Моё удивление росло. Я его совсем не знала. Видела его впервые.
— Да, — сказал путешественник, — это было давно... Четыреста лет тому назад.
Мне стало холодно от страха. Какой-то сумасшедший — вдруг он меня убьёт? А может, это и к лучшему?
— Вас зовут Розаура!..
— Вообще-то нет. Но так меня однажды назвала одна цыганка...
— Цыганка не ошиблась. Вы Розаура. В вашей фамилии присутствуют горы и белизна...
— Да. Моя фамилия Белогорская.
— Монтальбони. Да, это были вы. Прекраснейшая женщина на земле... Вы меня не помните?
— Ах, не помню... я вас не знаю...
— А ведь я так вас любил… Из-за вас я обезумел… А потом вас бросили в тюрьму.
— Меня? Но я никогда не была в тюрьме.
— Фердинанд Медичи приговорил вас к пожизненному заключению, к могиле при жизни... На вас надели трупную маску. Да — и та самая маска трупа ныне, при твоём новом рождении выступила наружу и заслоняет твой истинный лик так, что не видно твоей скрытой красоты... Маска съела её...
— Что за странные шутки... Признаюсь, я вас боюсь... Вы рассказываете такие страшные вещи...
— Это не шутки... Это может прозвучать странно, но это правда с другого плана бытия... Если вы согласитесь, мы вернёмся во времени в шестнадцатое столетие; мы остановимся во Флоренции, и там я заново начну пересмотр процесса Розауры Монтальбони. Мы должны вернуть вам её былую красоту...
Я всё ещё была исполнена дрожи, и всё же во мне пробуждалась какая-то непостижимая надежда.
— Вы говорите такие странные и невероятные вещи, что может быть только желание верить в чудо, скрытое во мне, приказывает вам верить. Я не понимаю, как могло случиться, что вы говорите, и всё-таки, несмотря на это не заслуживающее внимания жалкое телесное уродство, признаюсь, что меня снедает жажда красоты, и если бы кто-нибудь сотворил это чудо, я бы...
— В той нашей прежней жизни я любил тебя до безумия, до богохульства. Бог наказал тебя за это, и ты явилась в мир в ужасном виде. Это проклятие будет снято с тебя, если ты полюбишь того, кого когда-то втянула в беду...
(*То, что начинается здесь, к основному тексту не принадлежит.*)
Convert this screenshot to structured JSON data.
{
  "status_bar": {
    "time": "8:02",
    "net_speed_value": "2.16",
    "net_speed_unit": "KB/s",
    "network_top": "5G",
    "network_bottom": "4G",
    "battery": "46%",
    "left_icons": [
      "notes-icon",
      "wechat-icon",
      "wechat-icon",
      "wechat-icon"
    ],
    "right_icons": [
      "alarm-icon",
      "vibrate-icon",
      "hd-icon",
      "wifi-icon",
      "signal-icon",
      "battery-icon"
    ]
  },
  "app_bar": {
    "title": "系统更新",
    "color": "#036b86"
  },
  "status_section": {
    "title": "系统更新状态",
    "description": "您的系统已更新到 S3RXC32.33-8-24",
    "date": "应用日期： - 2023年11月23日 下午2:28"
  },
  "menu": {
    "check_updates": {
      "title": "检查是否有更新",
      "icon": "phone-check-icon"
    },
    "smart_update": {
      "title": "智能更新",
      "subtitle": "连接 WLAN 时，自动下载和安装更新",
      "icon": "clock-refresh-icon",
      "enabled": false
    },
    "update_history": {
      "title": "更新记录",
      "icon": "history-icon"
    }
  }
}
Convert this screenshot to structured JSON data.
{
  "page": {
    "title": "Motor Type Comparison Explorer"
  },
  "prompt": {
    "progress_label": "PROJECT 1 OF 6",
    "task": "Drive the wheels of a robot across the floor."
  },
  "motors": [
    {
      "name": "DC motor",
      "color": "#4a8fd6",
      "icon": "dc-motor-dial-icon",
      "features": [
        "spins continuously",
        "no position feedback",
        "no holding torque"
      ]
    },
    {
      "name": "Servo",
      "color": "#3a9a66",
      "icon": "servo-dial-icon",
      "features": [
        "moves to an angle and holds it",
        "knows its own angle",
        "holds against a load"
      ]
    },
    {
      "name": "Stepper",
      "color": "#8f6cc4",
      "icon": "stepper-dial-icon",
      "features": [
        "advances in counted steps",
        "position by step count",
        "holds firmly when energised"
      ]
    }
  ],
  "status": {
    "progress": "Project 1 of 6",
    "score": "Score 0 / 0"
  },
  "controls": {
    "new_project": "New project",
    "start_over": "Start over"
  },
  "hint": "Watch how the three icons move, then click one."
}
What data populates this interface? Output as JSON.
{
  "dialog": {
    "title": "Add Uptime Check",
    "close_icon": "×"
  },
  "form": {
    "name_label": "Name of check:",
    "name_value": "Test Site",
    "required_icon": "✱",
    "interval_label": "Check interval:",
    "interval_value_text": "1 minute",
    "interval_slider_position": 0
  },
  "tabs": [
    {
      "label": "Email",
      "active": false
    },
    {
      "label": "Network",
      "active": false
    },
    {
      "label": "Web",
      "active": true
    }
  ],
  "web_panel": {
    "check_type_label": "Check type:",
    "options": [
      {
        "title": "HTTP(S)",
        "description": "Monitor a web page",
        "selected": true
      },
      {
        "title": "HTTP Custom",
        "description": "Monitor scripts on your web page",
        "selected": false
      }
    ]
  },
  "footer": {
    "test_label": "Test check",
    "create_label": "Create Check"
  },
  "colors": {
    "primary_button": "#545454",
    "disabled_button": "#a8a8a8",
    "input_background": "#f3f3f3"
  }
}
— Я люблю его, я уже кажется, люблю его!
— Ты полюбишь художника Вавжинца Фрескоти, который бессознательно расписал всю часовню фигурами, похожими на тебя, то есть Розауру Монтальбони. Его мадонны, святая Магдалина, святая Цецилия, хоры ангелов — все они имели лицо Розауры, потому что он видел не земле только тебя одну.
Я была тронута как никогда раньше. Я дрожала всем телом и отвечала незнакомцу следующими словами:
— Кто бы ты ни был, я благодарю тебя, потому что ты первый, кто обращается ко мне по-человечески, кто говорит мне такие чудесные вещи. Хоть во мне и сидит страх, хоть я и не понимаю всех твоих слов, хоть может быть и дерзко с моей стороны мечтать о каком-либо чувстве, я безмерно тебе доверяю; делай то, что считаешь правильным, и я буду следовать за тобой повсюду, как твоя подданная, а если я когда-то обидела тебя в прежней жизни, прости меня, потому что я сожалею об этом всей душой...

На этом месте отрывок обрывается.